Arrivent ensuite les socialistes avec 17 sièges, soit un de plus qu’en 2015, contrairement à une hausse plus forte annoncée par les sondages. Podemos n’obtient que 8 sièges, soit 3 de moins que dans la dernière assemblée. Le parti indépendantiste d’extrême gauche CUP a perdu 6 sièges et n’en compte plus que 4. Mais c’est au Parti popular, celui du Premier ministre conservateur Mariano Rajoy que la bérézina est la plus importante avec 8 sièges de moins.

Le parti qui gouverne le pays est donc le dernier dans l’assemblée catalane avec 3 sièges.

Les libéraux de Ciudadanos ont été portés au pouvoir par les provinces de Barcelone et Tarragone, celle de Girone et de Leida mettant en revanche Carles Puidgemont en tête.

Si l’indépendantiste fait de meilleurs scores dans les zones les plus rurales, il n’est cependant pas complètement négligé dans les zones urbaines.
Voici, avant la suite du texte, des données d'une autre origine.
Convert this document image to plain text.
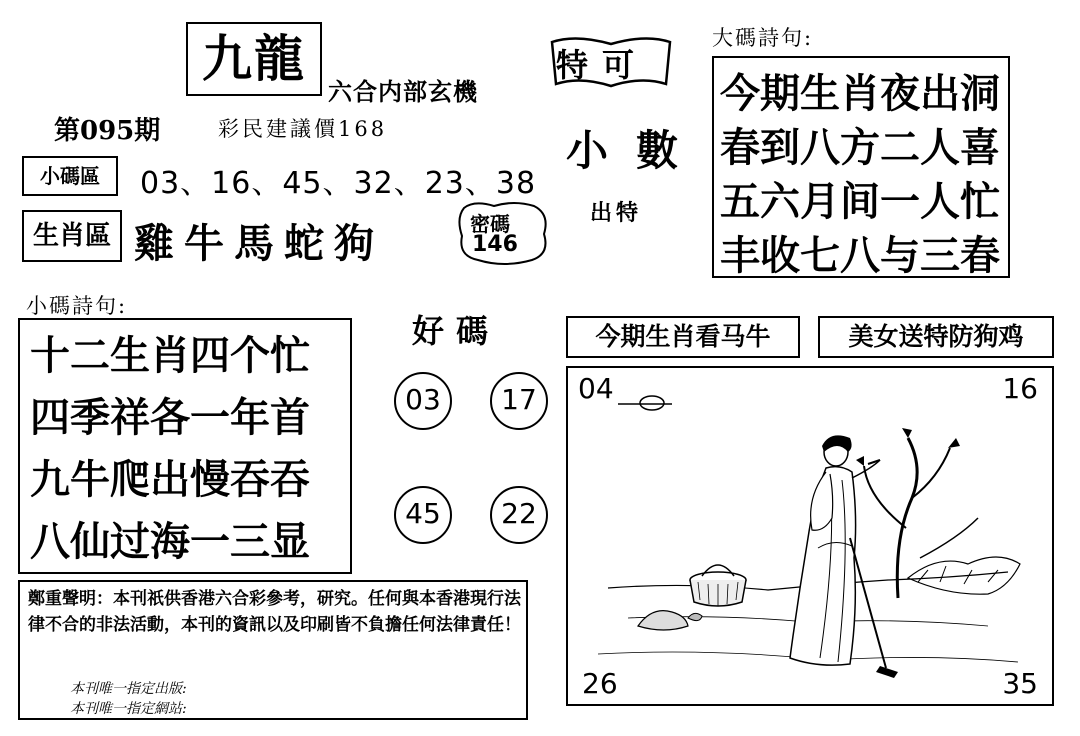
九龍
六合内部玄機
第095期	彩民建議價168
小碼區	03、16、45、32、23、38
生肖區 雞牛馬蛇狗	密碼
146
特可
小數
出特
大碼詩句:
今期生肖夜出洞
春到八方二人喜
五六月间一人忙
丰收七八与三春
小碼詩句:
十二生肖四个忙
四季祥各一年首
九牛爬出慢吞吞
八仙过海一三显
好碼
03	17
45	22
今期生肖看马牛	美女送特防狗鸡
04	16
26	35
鄭重聲明：本刊祇供香港六合彩參考，研究。任何與本香港現行法律不合的非法活動，本刊的資訊以及印刷皆不負擔任何法律責任！
本刊唯一指定出版:
本刊唯一指定網站:
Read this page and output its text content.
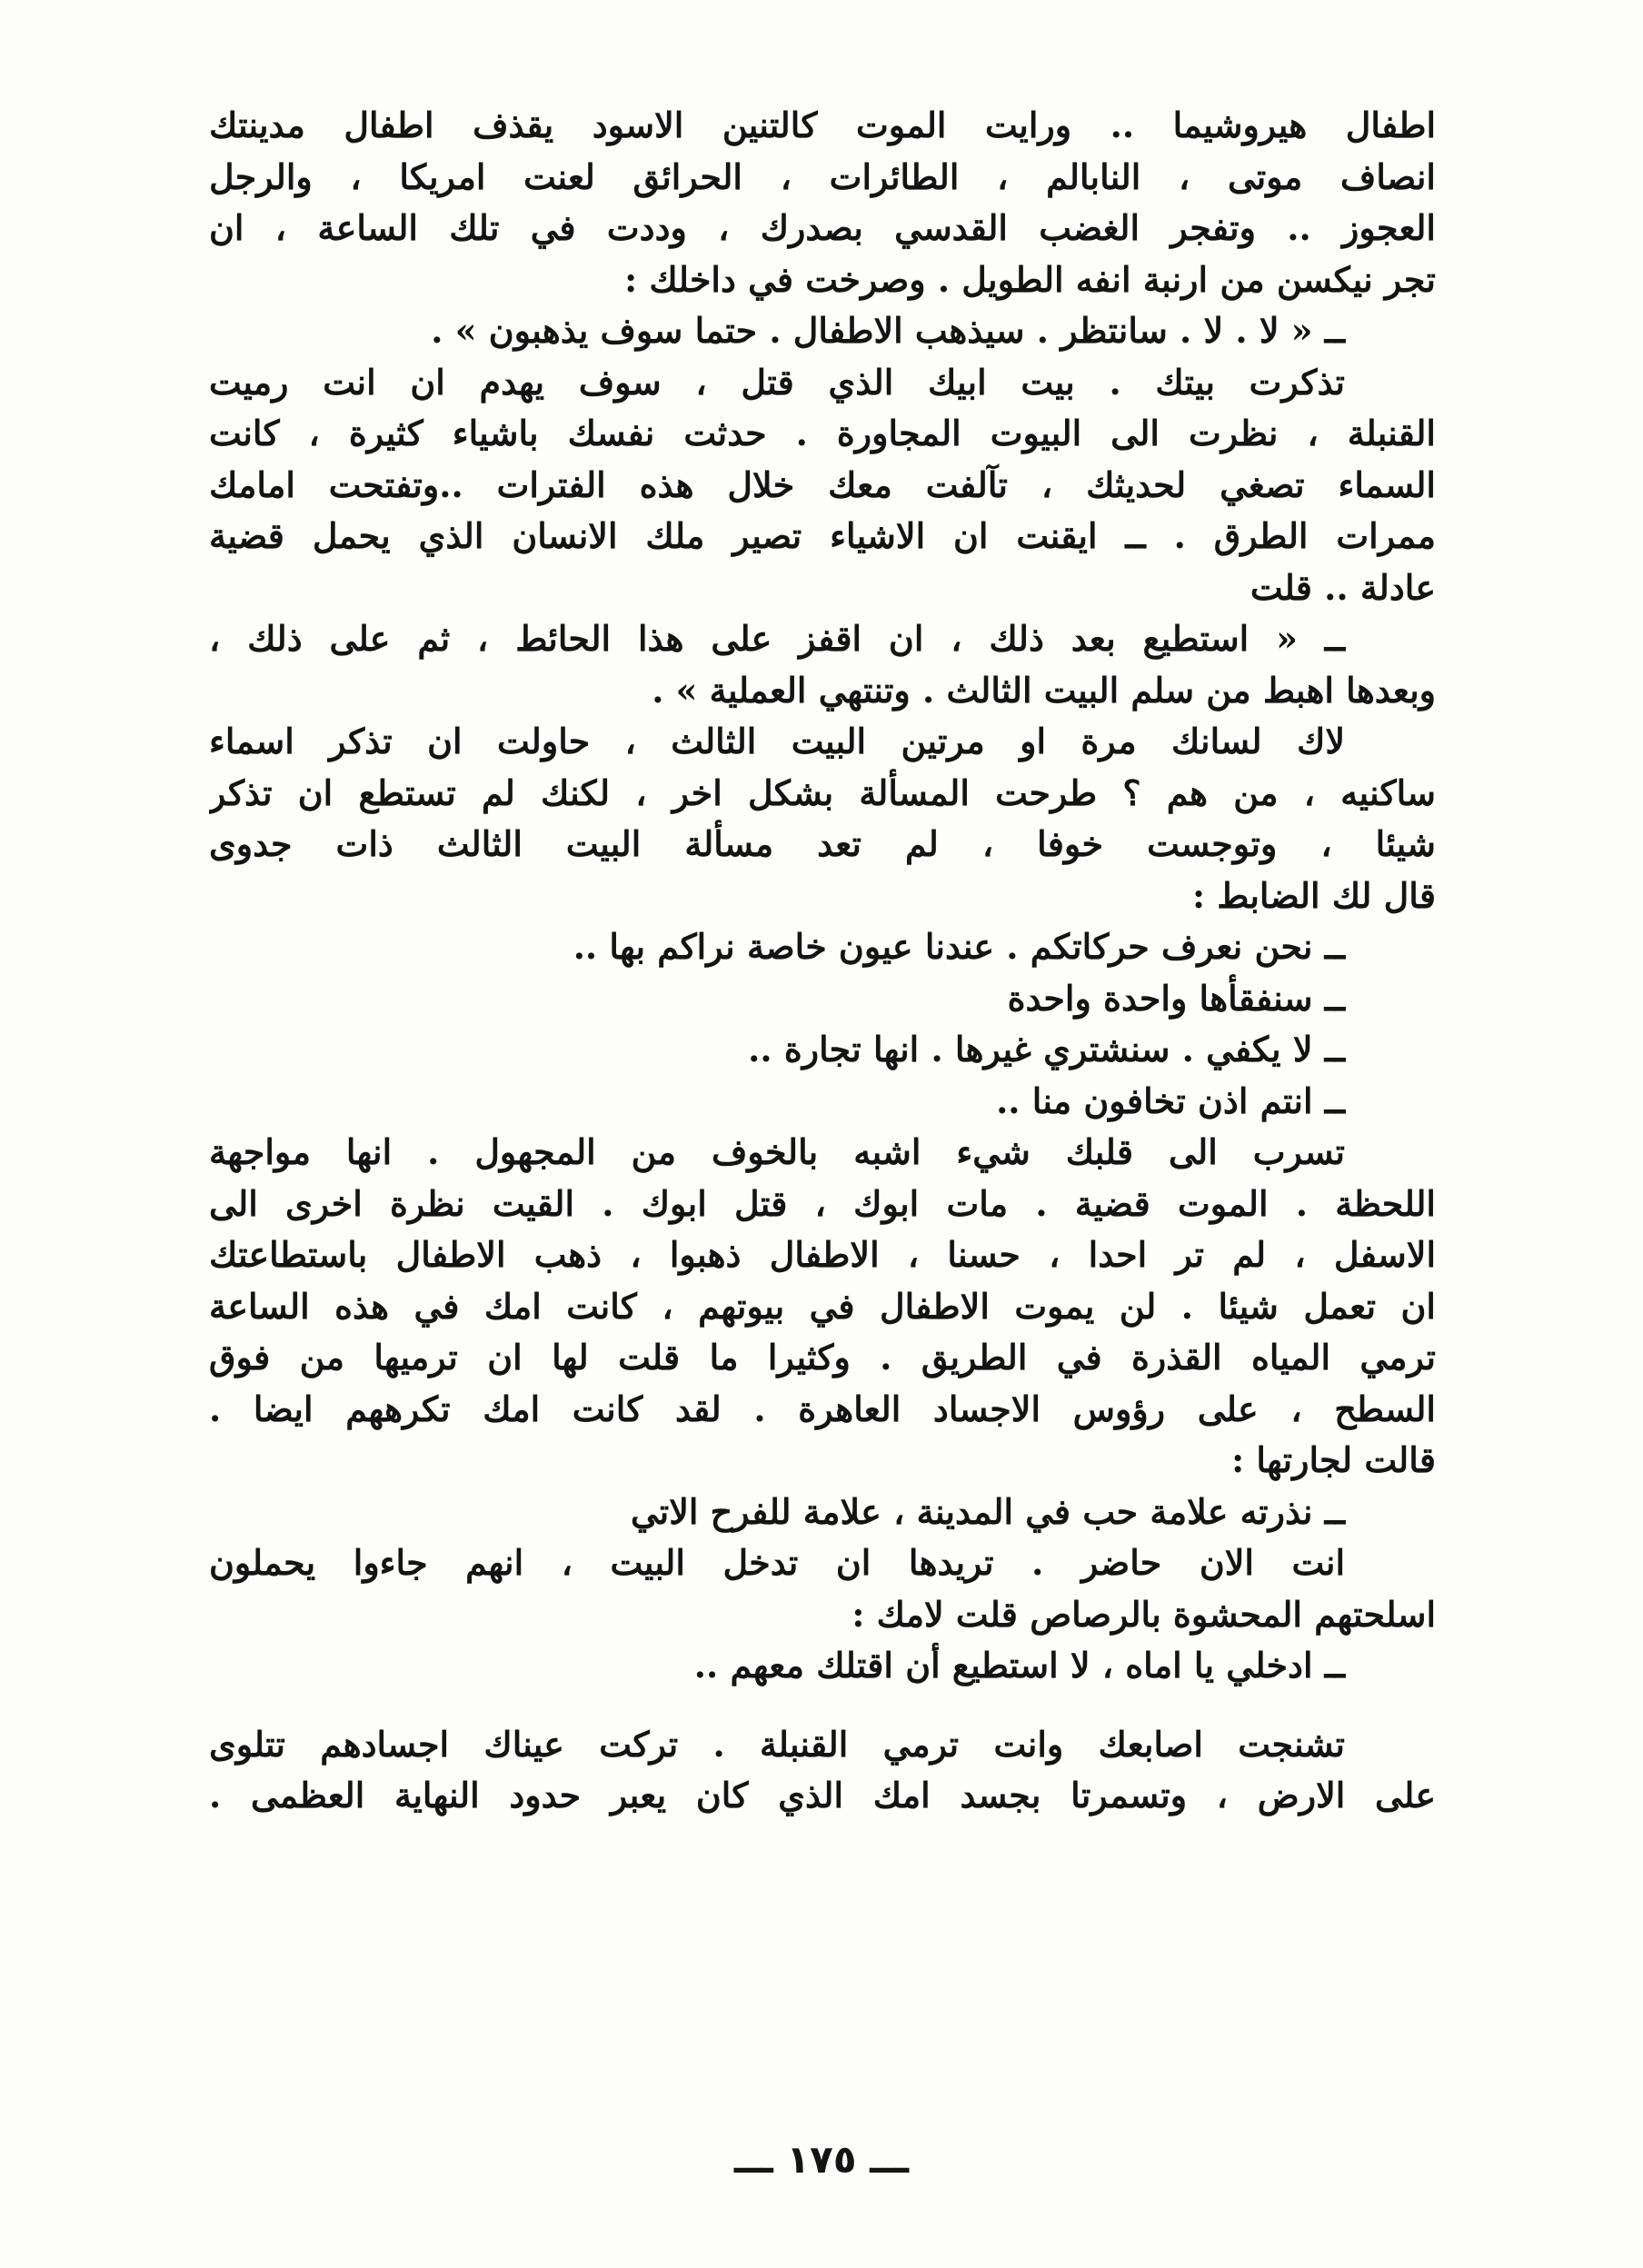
اطفال هيروشيما .. ورايت الموت كالتنين الاسود يقذف اطفال مدينتك
انصاف موتى ، النابالم ، الطائرات ، الحرائق لعنت امريكا ، والرجل
العجوز .. وتفجر الغضب القدسي بصدرك ، وددت في تلك الساعة ، ان
تجر نيكسن من ارنبة انفه الطويل . وصرخت في داخلك :
ــ « لا . لا . سانتظر . سيذهب الاطفال . حتما سوف يذهبون » .
تذكرت بيتك . بيت ابيك الذي قتل ، سوف يهدم ان انت رميت
القنبلة ، نظرت الى البيوت المجاورة . حدثت نفسك باشياء كثيرة ، كانت
السماء تصغي لحديثك ، تآلفت معك خلال هذه الفترات ..وتفتحت امامك
ممرات الطرق . ــ ايقنت ان الاشياء تصير ملك الانسان الذي يحمل قضية
عادلة .. قلت
ــ « استطيع بعد ذلك ، ان اقفز على هذا الحائط ، ثم على ذلك ،
وبعدها اهبط من سلم البيت الثالث . وتنتهي العملية » .
لاك لسانك مرة او مرتين البيت الثالث ، حاولت ان تذكر اسماء
ساكنيه ، من هم ؟ طرحت المسألة بشكل اخر ، لكنك لم تستطع ان تذكر
شيئا ، وتوجست خوفا ، لم تعد مسألة البيت الثالث ذات جدوى
قال لك الضابط :
ــ نحن نعرف حركاتكم . عندنا عيون خاصة نراكم بها ..
ــ سنفقأها واحدة واحدة
ــ لا يكفي . سنشتري غيرها . انها تجارة ..
ــ انتم اذن تخافون منا ..
تسرب الى قلبك شيء اشبه بالخوف من المجهول . انها مواجهة
اللحظة . الموت قضية . مات ابوك ، قتل ابوك . القيت نظرة اخرى الى
الاسفل ، لم تر احدا ، حسنا ، الاطفال ذهبوا ، ذهب الاطفال باستطاعتك
ان تعمل شيئا . لن يموت الاطفال في بيوتهم ، كانت امك في هذه الساعة
ترمي المياه القذرة في الطريق . وكثيرا ما قلت لها ان ترميها من فوق
السطح ، على رؤوس الاجساد العاهرة . لقد كانت امك تكرههم ايضا .
قالت لجارتها :
ــ نذرته علامة حب في المدينة ، علامة للفرح الاتي
انت الان حاضر . تريدها ان تدخل البيت ، انهم جاءوا يحملون
اسلحتهم المحشوة بالرصاص قلت لامك :
ــ ادخلي يا اماه ، لا استطيع أن اقتلك معهم ..
تشنجت اصابعك وانت ترمي القنبلة . تركت عيناك اجسادهم تتلوى
على الارض ، وتسمرتا بجسد امك الذي كان يعبر حدود النهاية العظمى .
ـــ ١٧٥ ـــ
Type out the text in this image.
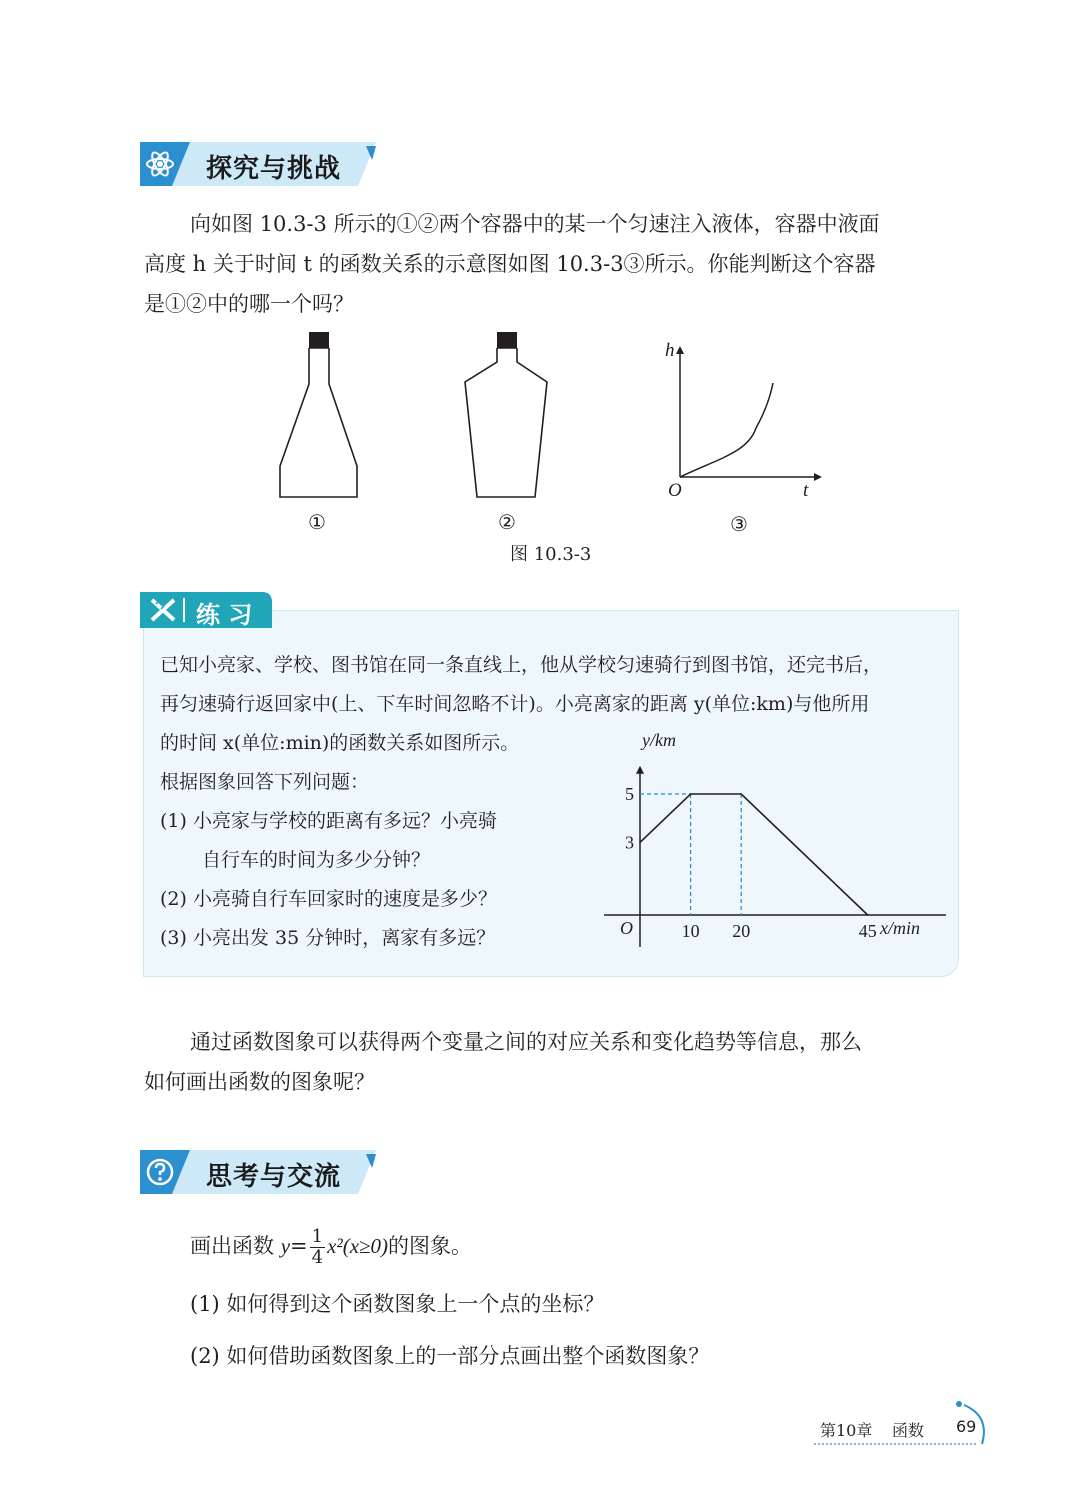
探究与挑战
向如图 10.3-3 所示的①②两个容器中的某一个匀速注入液体，容器中液面
高度 h 关于时间 t 的函数关系的示意图如图 10.3-3③所示。你能判断这个容器
是①②中的哪一个吗？
h
O	t
①	②	③
图 10.3-3
练 习
已知小亮家、学校、图书馆在同一条直线上，他从学校匀速骑行到图书馆，还完书后，
再匀速骑行返回家中(上、下车时间忽略不计)。小亮离家的距离 y(单位:km)与他所用
的时间 x(单位:min)的函数关系如图所示。
根据图象回答下列问题：
(1) 小亮家与学校的距离有多远？小亮骑
自行车的时间为多少分钟？
(2) 小亮骑自行车回家时的速度是多少？
(3) 小亮出发 35 分钟时，离家有多远？	10 20	45
3
5
y/km
x/min
O
通过函数图象可以获得两个变量之间的对应关系和变化趋势等信息，那么
如何画出函数的图象呢？
思考与交流
画出函数 $y= \frac{1}{4} x^2(x\ge 0)$的图象。
(1) 如何得到这个函数图象上一个点的坐标？
(2) 如何借助函数图象上的一部分点画出整个函数图象？
第10章 函数 69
Su les 13 « comarques » – divisions administratives – que compte la province de Barcelone, seulement six ont placé Ciudadanos en tête contre sept « Ensemble pour la Catalogne ». Celle de Barcelone proprement dit a fait la différence avec son 1,2 million de votants qui ont donné 122 401 voix de plus à Inès Arrimadas qu’à Carles Puidgemont.